THE GREAT GATSBY SYMBOLS: The American Dream The Green Light (at the end of Daisy’s dock) The Valley of Ashes Thy Eyes of Dr. T.J. Eckleburg (on the billboard) East Egg / Wes Egg Gatsby’s Mansion

THEMES - List any and all themes from the chapter. After each, explain the example form the chapter where this theme is illustrated / seen.

SUMMARY - Summarize the chapter. 5 sentences will suffice; lesser efforts will not!!!

QUESTIONS – Write down 5 questions about the chapter. They may not be yes / no questions. They should be open-ended, thought-provoking questions that we will use for class discussion.

TITLE – Create a title you would use for the chapter. Justify your selection by explaining why you would choose that title.

CHARACTERIZATION – Record what new information you learn about the characters from their words, their actions or what other characters say about them.

REACTION – React to the chapter you are reading. Give specific, textual examples as to why you reacted the way you did. How does the chapter make you feel? What does it remind you of? 5 sentence minimum.

BEST QUOTE – Select a quote from the chapter you think is most important or crucial to understanding what the chapter was all about. Does the quote present a theme, conflict (internal / external), does it relate to the author’s message, is it symbolic of something else? Etc. THEN, answer the above questions , explain the SIGNIFICANCE of the quote, etc.

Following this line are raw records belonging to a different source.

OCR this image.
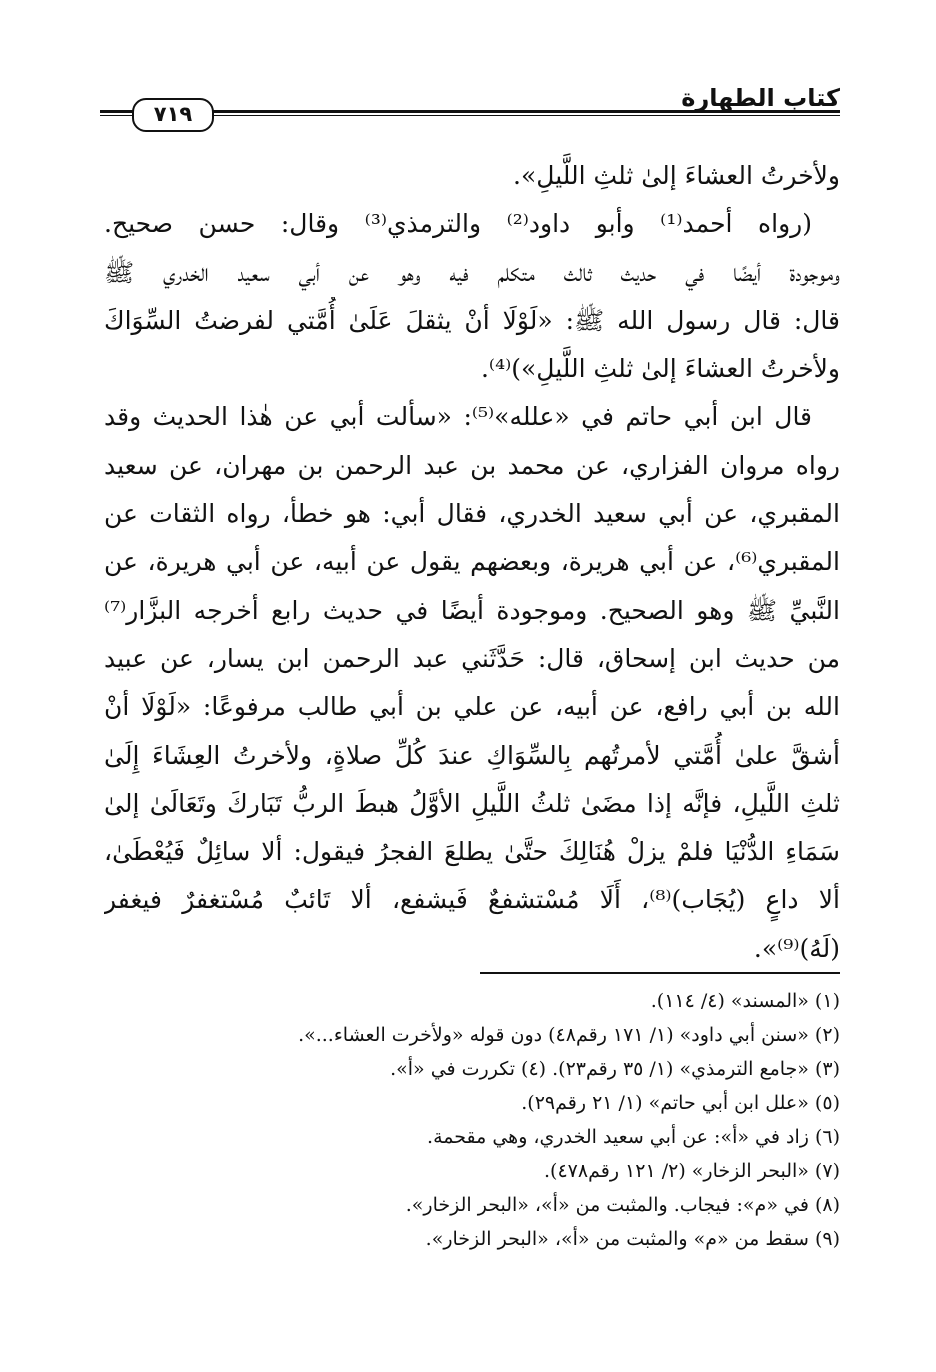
كتاب الطهارة
٧١٩
ولأخرتُ العشاءَ إلىٰ ثلثِ اللَّيلِ».
(رواه أحمد⁽¹⁾ وأبو داود⁽²⁾ والترمذي⁽³⁾ وقال: حسن صحيح.
وموجودة أيضًا في حديث ثالث متكلم فيه وهو عن أبي سعيد الخدري ﷺ
قال: قال رسول الله ﷺ: «لَوْلَا أنْ يثقلَ عَلَىٰ أُمَّتي لفرضتُ السِّوَاكَ
ولأخرتُ العشاءَ إلىٰ ثلثِ اللَّيلِ»)⁽⁴⁾.
قال ابن أبي حاتم في «علله»⁽⁵⁾: «سألت أبي عن هٰذا الحديث وقد
رواه مروان الفزاري، عن محمد بن عبد الرحمن بن مهران، عن سعيد
المقبري، عن أبي سعيد الخدري، فقال أبي: هو خطأ، رواه الثقات عن
المقبري⁽⁶⁾، عن أبي هريرة، وبعضهم يقول عن أبيه، عن أبي هريرة، عن
النَّبيِّ ﷺ وهو الصحيح. وموجودة أيضًا في حديث رابع أخرجه البزَّار⁽⁷⁾
من حديث ابن إسحاق، قال: حَدَّثَني عبد الرحمن ابن يسار، عن عبيد
الله بن أبي رافع، عن أبيه، عن علي بن أبي طالب مرفوعًا: «لَوْلَا أنْ
أشقَّ علىٰ أُمَّتي لأمرتُهم بِالسِّوَاكِ عندَ كُلِّ صلاةٍ، ولأخرتُ العِشَاءَ إِلَىٰ
ثلثِ اللَّيلِ، فإنَّه إذا مضَىٰ ثلثُ اللَّيلِ الأوَّلُ هبطَ الربُّ تَبَاركَ وتَعَالَىٰ إلىٰ
سَمَاءِ الدُّنْيَا فلمْ يزلْ هُنَالِكَ حتَّىٰ يطلعَ الفجرُ فيقول: ألا سائِلٌ فَيُعْطَىٰ،
ألا داعٍ (يُجَاب)⁽⁸⁾، أَلَا مُسْتشفعٌ فَيشفع، ألا تَائبٌ مُسْتغفرٌ فيغفر
(لَهُ)⁽⁹⁾».
(١) «المسند» (٤/ ١١٤).
(٢) «سنن أبي داود» (١/ ١٧١ رقم٤٨) دون قوله «ولأخرت العشاء...».
(٣) «جامع الترمذي» (١/ ٣٥ رقم٢٣). (٤) تكررت في «أ».
(٥) «علل ابن أبي حاتم» (١/ ٢١ رقم٢٩).
(٦) زاد في «أ»: عن أبي سعيد الخدري، وهي مقحمة.
(٧) «البحر الزخار» (٢/ ١٢١ رقم٤٧٨).
(٨) في «م»: فيجاب. والمثبت من «أ»، «البحر الزخار».
(٩) سقط من «م» والمثبت من «أ»، «البحر الزخار».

SYMBOL / CREST - Create a symbol / crest / mural that represents the chapter. Beneath the picture, explain what the shapes, colors, objects represent from the chapter. Think symbolically.

CONNECTION - Connect what you see in the chapter to history, modern culture, film, your life, etc.

SKETCH TO STRETCH - In the box provided, sketch a scene of your choice. It should be one that sticks out for some reason – it should not just merely re-create a scene from the chapter. It should explain how somebody is feeling, a theme presented, etc. Label parts of the drawing if you wish. At the bottom of the illustration, explain which scene it is and why you chose it.

If ALL components of the homework are not met, including the minimum number of sentences for each component, you will not receive any credit.